As a kingdom parable this verse serves as the punch-line, although for Matthew, the point he wants to emphasize comes in the attached saying, v13.

de "but" - but/and. Often translated here as an adversative, but primarily indicating a step in the story line. The girls asked to come in but the groom refuses to let them in. Some commentators, who identify Christ with the bridegroom, try to explain why he would be so mean, but of course, the parable is not an allegory!!!!

apokriqeiV (apokrinomai) aor. pas. part. "he replied" - he answering [said]. Attendant circumstance participle expressing action accompanying the verb "said", redundant / pleonastic, again a Semitic construction.

amhn legw uJmin "I tell you the truth" - truly i say to you. A phrase which serves to underline the following statement, "I do not know you."

ouk oida uJmaV "I don't know you" - An Aramaic turn of phrase which takes the sense "I will have nothing to do with you", Fenton.

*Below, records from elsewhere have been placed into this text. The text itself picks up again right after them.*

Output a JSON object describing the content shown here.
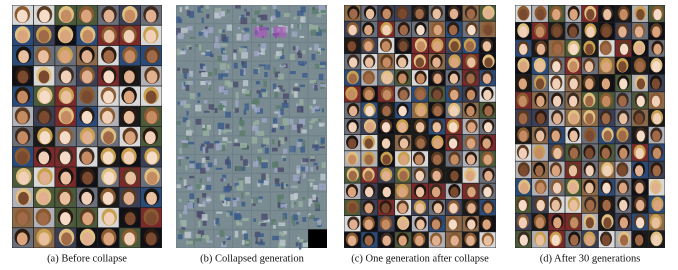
{
  "figure": {
    "captions": [
      "(a) Before collapse",
      "(b) Collapsed generation",
      "(c) One generation after collapse",
      "(d) After 30 generations"
    ]
  }
}
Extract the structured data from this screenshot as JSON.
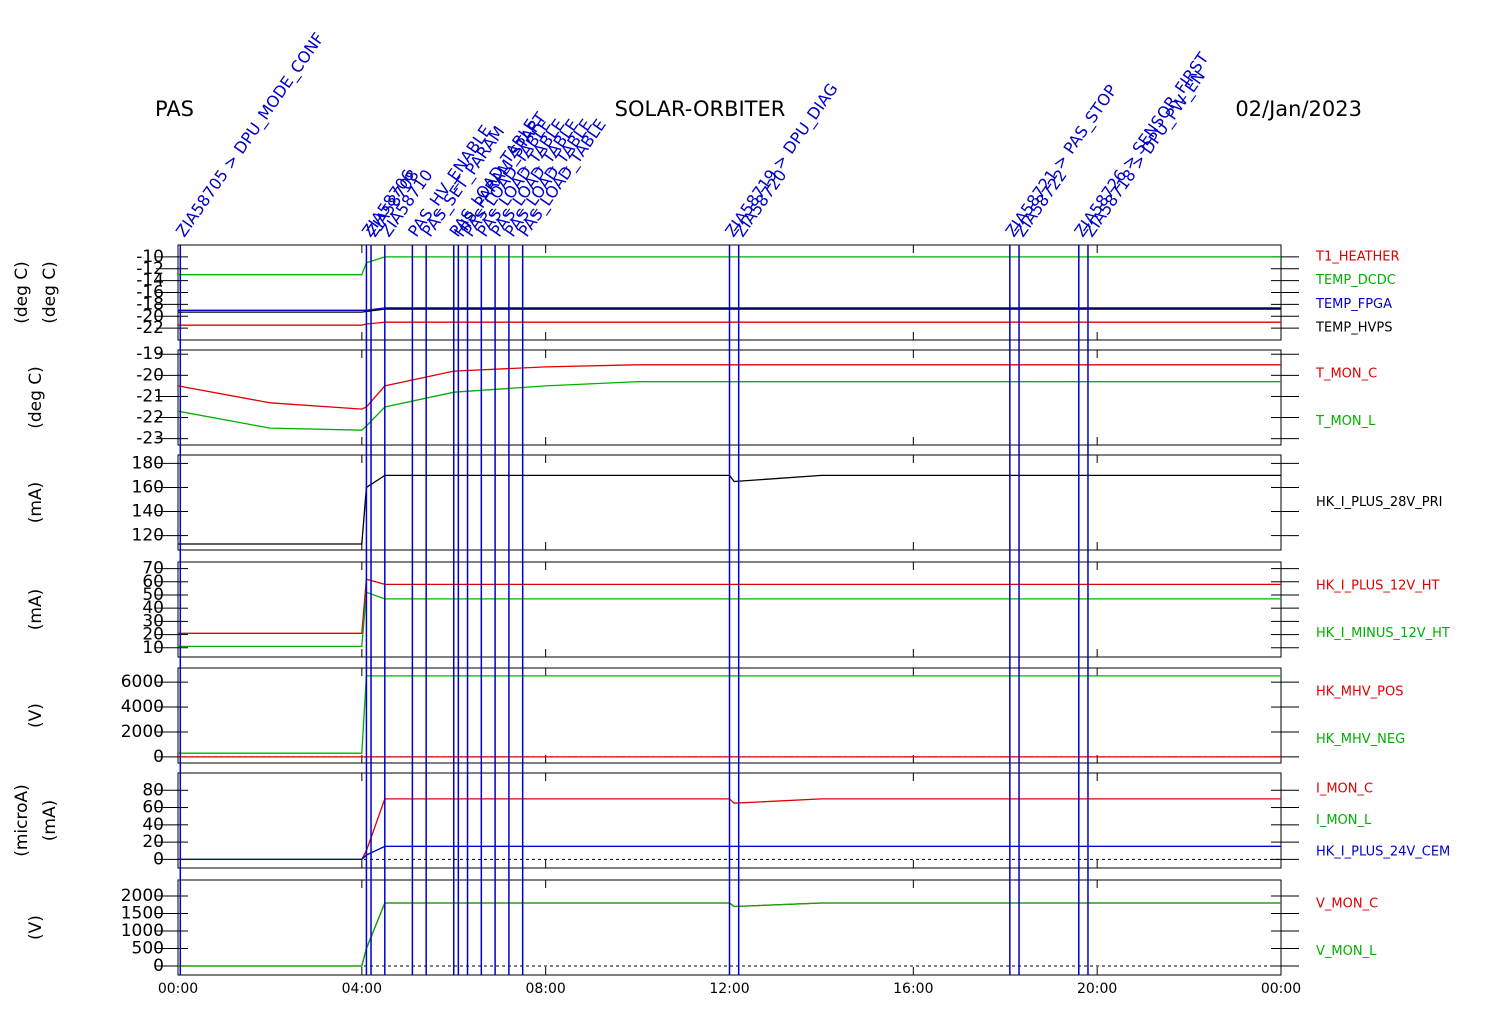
{
  "header": {
    "instrument": "PAS",
    "mission": "SOLAR-ORBITER",
    "date": "02/Jan/2023"
  },
  "events": [
    {
      "x": 0.05,
      "label": "ZIA58705 > DPU_MODE_CONF"
    },
    {
      "x": 4.1,
      "label": "ZIA58706"
    },
    {
      "x": 4.2,
      "label": "ZIA58708"
    },
    {
      "x": 4.5,
      "label": "ZIA58710"
    },
    {
      "x": 5.1,
      "label": "PAS_HV_ENABLE"
    },
    {
      "x": 5.4,
      "label": "PAS_SET_PARAM"
    },
    {
      "x": 6.0,
      "label": "PAS_LOAD_TABLE"
    },
    {
      "x": 6.1,
      "label": "HIS_PARAM_START"
    },
    {
      "x": 6.3,
      "label": "PAS_LOAD_TABLE"
    },
    {
      "x": 6.6,
      "label": "PAS_LOAD_TABLE"
    },
    {
      "x": 6.9,
      "label": "PAS_LOAD_TABLE"
    },
    {
      "x": 7.2,
      "label": "PAS_LOAD_TABLE"
    },
    {
      "x": 7.5,
      "label": "PAS_LOAD_TABLE"
    },
    {
      "x": 12.0,
      "label": "ZIA58719 > DPU_DIAG"
    },
    {
      "x": 12.2,
      "label": "ZIA58720"
    },
    {
      "x": 18.1,
      "label": "ZIA58721 > PAS_STOP"
    },
    {
      "x": 18.3,
      "label": "ZIA58722"
    },
    {
      "x": 19.6,
      "label": "ZIA58726 > SENSOR_FIRST"
    },
    {
      "x": 19.8,
      "label": "ZIA58718 > DPU_PW_EN"
    }
  ],
  "chart_data": [
    {
      "type": "line",
      "ylabel": [
        "(deg C)",
        "(deg C)"
      ],
      "ylim": [
        -24,
        -8
      ],
      "yticks": [
        -22,
        -20,
        -18,
        -16,
        -14,
        -12,
        -10
      ],
      "xlim": [
        0,
        24
      ],
      "x": [
        0,
        2,
        4,
        4.1,
        4.5,
        6,
        8,
        10,
        12,
        12.1,
        14,
        16,
        18,
        20,
        22,
        24
      ],
      "series": [
        {
          "name": "T1_HEATHER",
          "color": "#e00000",
          "values": [
            -21.5,
            -21.5,
            -21.5,
            -21.3,
            -21,
            -21,
            -21,
            -21,
            -21,
            -21,
            -21,
            -21,
            -21,
            -21,
            -21,
            -21
          ]
        },
        {
          "name": "TEMP_DCDC",
          "color": "#00b000",
          "values": [
            -13,
            -13,
            -13,
            -11,
            -10,
            -10,
            -10,
            -10,
            -10,
            -10,
            -10,
            -10,
            -10,
            -10,
            -10,
            -10
          ]
        },
        {
          "name": "TEMP_FPGA",
          "color": "#0000cc",
          "values": [
            -19,
            -19,
            -19,
            -19,
            -18.6,
            -18.6,
            -18.6,
            -18.6,
            -18.6,
            -18.6,
            -18.6,
            -18.6,
            -18.6,
            -18.6,
            -18.6,
            -18.6
          ]
        },
        {
          "name": "TEMP_HVPS",
          "color": "#000000",
          "values": [
            -19.3,
            -19.3,
            -19.3,
            -19.2,
            -18.8,
            -18.8,
            -18.8,
            -18.8,
            -18.8,
            -18.8,
            -18.8,
            -18.8,
            -18.8,
            -18.8,
            -18.8,
            -18.8
          ]
        }
      ]
    },
    {
      "type": "line",
      "ylabel": [
        "(deg C)"
      ],
      "ylim": [
        -23.3,
        -18.8
      ],
      "yticks": [
        -23,
        -22,
        -21,
        -20,
        -19
      ],
      "xlim": [
        0,
        24
      ],
      "x": [
        0,
        2,
        4,
        4.1,
        4.5,
        6,
        8,
        10,
        12,
        12.1,
        14,
        16,
        18,
        20,
        22,
        24
      ],
      "series": [
        {
          "name": "T_MON_C",
          "color": "#e00000",
          "values": [
            -20.5,
            -21.3,
            -21.6,
            -21.5,
            -20.5,
            -19.8,
            -19.6,
            -19.5,
            -19.5,
            -19.5,
            -19.5,
            -19.5,
            -19.5,
            -19.5,
            -19.5,
            -19.5
          ]
        },
        {
          "name": "T_MON_L",
          "color": "#00b000",
          "values": [
            -21.7,
            -22.5,
            -22.6,
            -22.4,
            -21.5,
            -20.8,
            -20.5,
            -20.3,
            -20.3,
            -20.3,
            -20.3,
            -20.3,
            -20.3,
            -20.3,
            -20.3,
            -20.3
          ]
        }
      ]
    },
    {
      "type": "line",
      "ylabel": [
        "(mA)"
      ],
      "ylim": [
        108,
        187
      ],
      "yticks": [
        120,
        140,
        160,
        180
      ],
      "xlim": [
        0,
        24
      ],
      "x": [
        0,
        2,
        4,
        4.1,
        4.5,
        6,
        8,
        10,
        12,
        12.1,
        14,
        16,
        18,
        20,
        22,
        24
      ],
      "series": [
        {
          "name": "HK_I_PLUS_28V_PRI",
          "color": "#000000",
          "values": [
            113,
            113,
            113,
            160,
            170,
            170,
            170,
            170,
            170,
            165,
            170,
            170,
            170,
            170,
            170,
            170
          ]
        }
      ]
    },
    {
      "type": "line",
      "ylabel": [
        "(mA)"
      ],
      "ylim": [
        3,
        75
      ],
      "yticks": [
        10,
        20,
        30,
        40,
        50,
        60,
        70
      ],
      "xlim": [
        0,
        24
      ],
      "x": [
        0,
        2,
        4,
        4.1,
        4.5,
        6,
        8,
        10,
        12,
        12.1,
        14,
        16,
        18,
        20,
        22,
        24
      ],
      "series": [
        {
          "name": "HK_I_PLUS_12V_HT",
          "color": "#e00000",
          "values": [
            21,
            21,
            21,
            62,
            58,
            58,
            58,
            58,
            58,
            58,
            58,
            58,
            58,
            58,
            58,
            58
          ]
        },
        {
          "name": "HK_I_MINUS_12V_HT",
          "color": "#00b000",
          "values": [
            11,
            11,
            11,
            52,
            47,
            47,
            47,
            47,
            47,
            47,
            47,
            47,
            47,
            47,
            47,
            47
          ]
        }
      ]
    },
    {
      "type": "line",
      "ylabel": [
        "(V)"
      ],
      "ylim": [
        -490,
        7135
      ],
      "yticks": [
        0,
        2000,
        4000,
        6000
      ],
      "xlim": [
        0,
        24
      ],
      "x": [
        0,
        2,
        4,
        4.1,
        4.5,
        6,
        8,
        10,
        12,
        12.1,
        14,
        16,
        18,
        20,
        22,
        24
      ],
      "series": [
        {
          "name": "HK_MHV_POS",
          "color": "#e00000",
          "values": [
            0,
            0,
            0,
            0,
            0,
            0,
            0,
            0,
            0,
            0,
            0,
            0,
            0,
            0,
            0,
            0
          ]
        },
        {
          "name": "HK_MHV_NEG",
          "color": "#00b000",
          "values": [
            300,
            300,
            300,
            6500,
            6500,
            6500,
            6500,
            6500,
            6500,
            6500,
            6500,
            6500,
            6500,
            6500,
            6500,
            6500
          ]
        }
      ]
    },
    {
      "type": "line",
      "ylabel": [
        "(microA)",
        "(mA)"
      ],
      "ylim": [
        -10,
        100
      ],
      "yticks": [
        0,
        20,
        40,
        60,
        80
      ],
      "xlim": [
        0,
        24
      ],
      "x": [
        0,
        2,
        4,
        4.1,
        4.5,
        6,
        8,
        10,
        12,
        12.1,
        14,
        16,
        18,
        20,
        22,
        24
      ],
      "series": [
        {
          "name": "I_MON_C",
          "color": "#e00000",
          "values": [
            0,
            0,
            0,
            10,
            70,
            70,
            70,
            70,
            70,
            65,
            70,
            70,
            70,
            70,
            70,
            70
          ]
        },
        {
          "name": "I_MON_L",
          "color": "#00b000",
          "values": [
            0,
            0,
            0,
            5,
            15,
            15,
            15,
            15,
            15,
            15,
            15,
            15,
            15,
            15,
            15,
            15
          ]
        },
        {
          "name": "HK_I_PLUS_24V_CEM",
          "color": "#0000cc",
          "values": [
            0,
            0,
            0,
            5,
            15,
            15,
            15,
            15,
            15,
            15,
            15,
            15,
            15,
            15,
            15,
            15
          ]
        }
      ]
    },
    {
      "type": "line",
      "ylabel": [
        "(V)"
      ],
      "ylim": [
        -257,
        2457
      ],
      "yticks": [
        0,
        500,
        1000,
        1500,
        2000
      ],
      "xlim": [
        0,
        24
      ],
      "x": [
        0,
        2,
        4,
        4.1,
        4.5,
        6,
        8,
        10,
        12,
        12.1,
        14,
        16,
        18,
        20,
        22,
        24
      ],
      "xticks": [
        {
          "value": 0,
          "label": "00:00"
        },
        {
          "value": 4,
          "label": "04:00"
        },
        {
          "value": 8,
          "label": "08:00"
        },
        {
          "value": 12,
          "label": "12:00"
        },
        {
          "value": 16,
          "label": "16:00"
        },
        {
          "value": 20,
          "label": "20:00"
        },
        {
          "value": 24,
          "label": "00:00"
        }
      ],
      "series": [
        {
          "name": "V_MON_C",
          "color": "#e00000",
          "values": [
            0,
            0,
            0,
            500,
            1800,
            1800,
            1800,
            1800,
            1800,
            1700,
            1800,
            1800,
            1800,
            1800,
            1800,
            1800
          ]
        },
        {
          "name": "V_MON_L",
          "color": "#00b000",
          "values": [
            0,
            0,
            0,
            500,
            1800,
            1800,
            1800,
            1800,
            1800,
            1700,
            1800,
            1800,
            1800,
            1800,
            1800,
            1800
          ]
        }
      ]
    }
  ]
}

ii] The application of the parable - keep watching to your faith, v13. This saying of Jesus is repeated from 24:42. In verses 36-41 we learn that the coming of the Son of Man is unexpected, as was God's coming in judgment during the days of Noah, and so consequently many will be caught out; grhgoreite oun, "therefore be on guard." The Noah illustration serves to define the intended sense of this imperative. Noah and his family rested in faith on God's word, acted upon that word, and thus were saved through the flood. So, when the kingdom parable of the bridesmaids is applied to believers, the exhortation is simple, keep watching to your faith and you won't find yourself locked out of the heavenly banquet

oun "therefore" - for. Drawing a logical conclusion / inferential.

grhgoreite (grhgorew) imp. "keep watch" - be on the alert, on guard, awake. Literally meaning "be awake", "keep/stay awake", with a figurative meaning at times expressing vigilance, being alert, ready, and thus often treated here to mean "be prepared." The verb is used at 24:42, 43, the application of the illustration concerning being caught unawares, 24:36-41. As the watchman keeps watch, is vigilant, so that he is not caught out, so must we keep watch. Some commentators make the point that it can't be "keep watch" as all the girls went to sleep, but of course, the exhortation is for the reader. In fact, France and others argue that not only is v13 an editorial comment by Matthew, it is not a very good one, it misses the point. This is a rather brave comment since surely the point Matthew wants to make is God's word to us. So, let us keep watch to our faith, don't let it slip, for the day of judgment comes like a thief in the night, at a time when we least expect it.

oJti "because" - Introducing a causal clause explaining why a disciple should "keep watch"

ouk .... oude "[you do] not [know the day] or [the hour]" - [you] neither [know the day] nor [the hour]. A negated coordinative construction. Matthew again repeats this eschatological saying, cf., 24:36, 38, 44, 50. When it comes to the "not yet" of kingdom timing, only God knows the moment of fulfillment. And of course, unless the Lord comes in our lifetime, that moment will be the moment of our death. "You don't know the day or the time when all this will happen", CEV.